In the case of a one-batch all-in, all-out system, cash flow can be a problem; in continuous production, pigs will be regularly sent for slaughter. If there is a disease outbreak, it is often the young animals that are most at risk. On a small unit, if the pigs are in the nursery, then mortality could be very high and the revenue they would have generated is lost, until the sows can be bred again. Where as if age was more varied, more may survive to produce an income stream throughout the year.
In all-in, all-out systems the animals all move together between phases. If uniformity is good, this shouldn’t be a problem. However, for "tail-enders" there is no opportunity to hold them back on a higher plane of nutrition for a week or two, before the move to grow/finish. Once moved to the next accommodation they may struggle to compete for the food they need to catch up. Conversely, "good-doers" may be consuming the more expensive weaner ration for longer than they require.
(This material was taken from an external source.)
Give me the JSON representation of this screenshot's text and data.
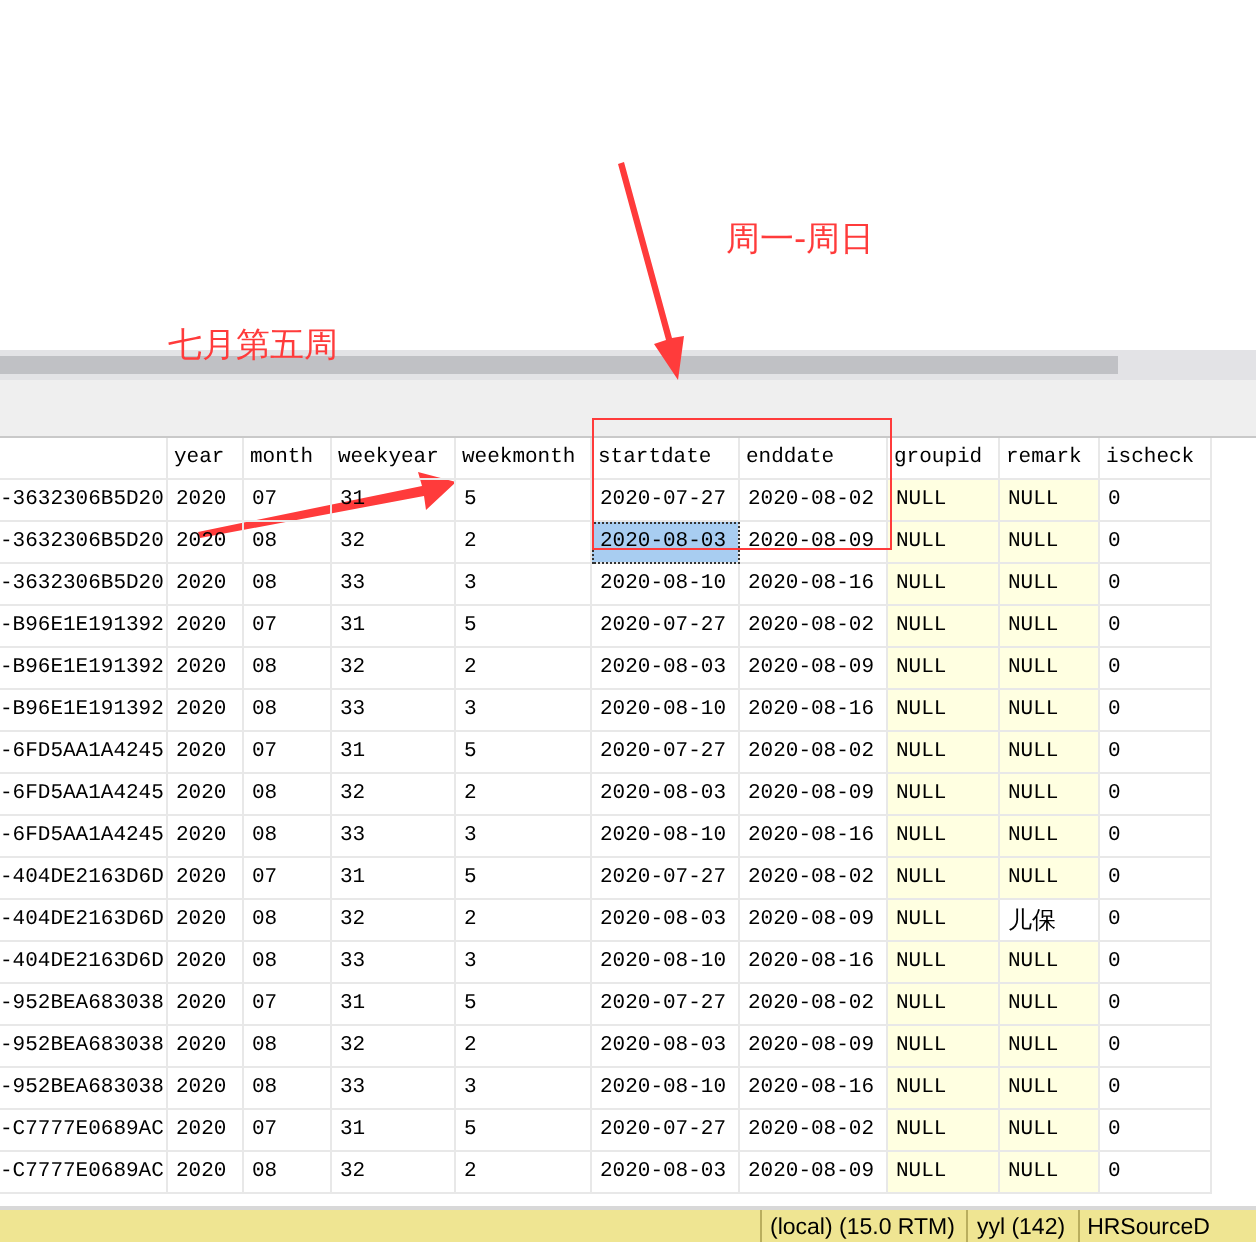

Conventional wisdom would say that all-in, all-out systems break the chain of infection and prevent disease buildup. But what about preparing young animals for future disease challenges buy exposing them to pathogens present on farm? Obviously they receive this in part already from the sows, but in the case of less serious conditions, there may be a benefit of having low risk bacteria circulating between the pigs and the environment.
All-in, all-out systems for pig production have many advantages in terms of reduced disease transmission, improved management and performance. However, there are disadvantages, particularly for small producers. Accurate planning becomes essential in this type of system, and there is little room for movement if the economic situation changes. All-in, all-out systems are inherently designed for the average pig; small pigs may have to be sold at a discount, and bigger animals may be wasting money.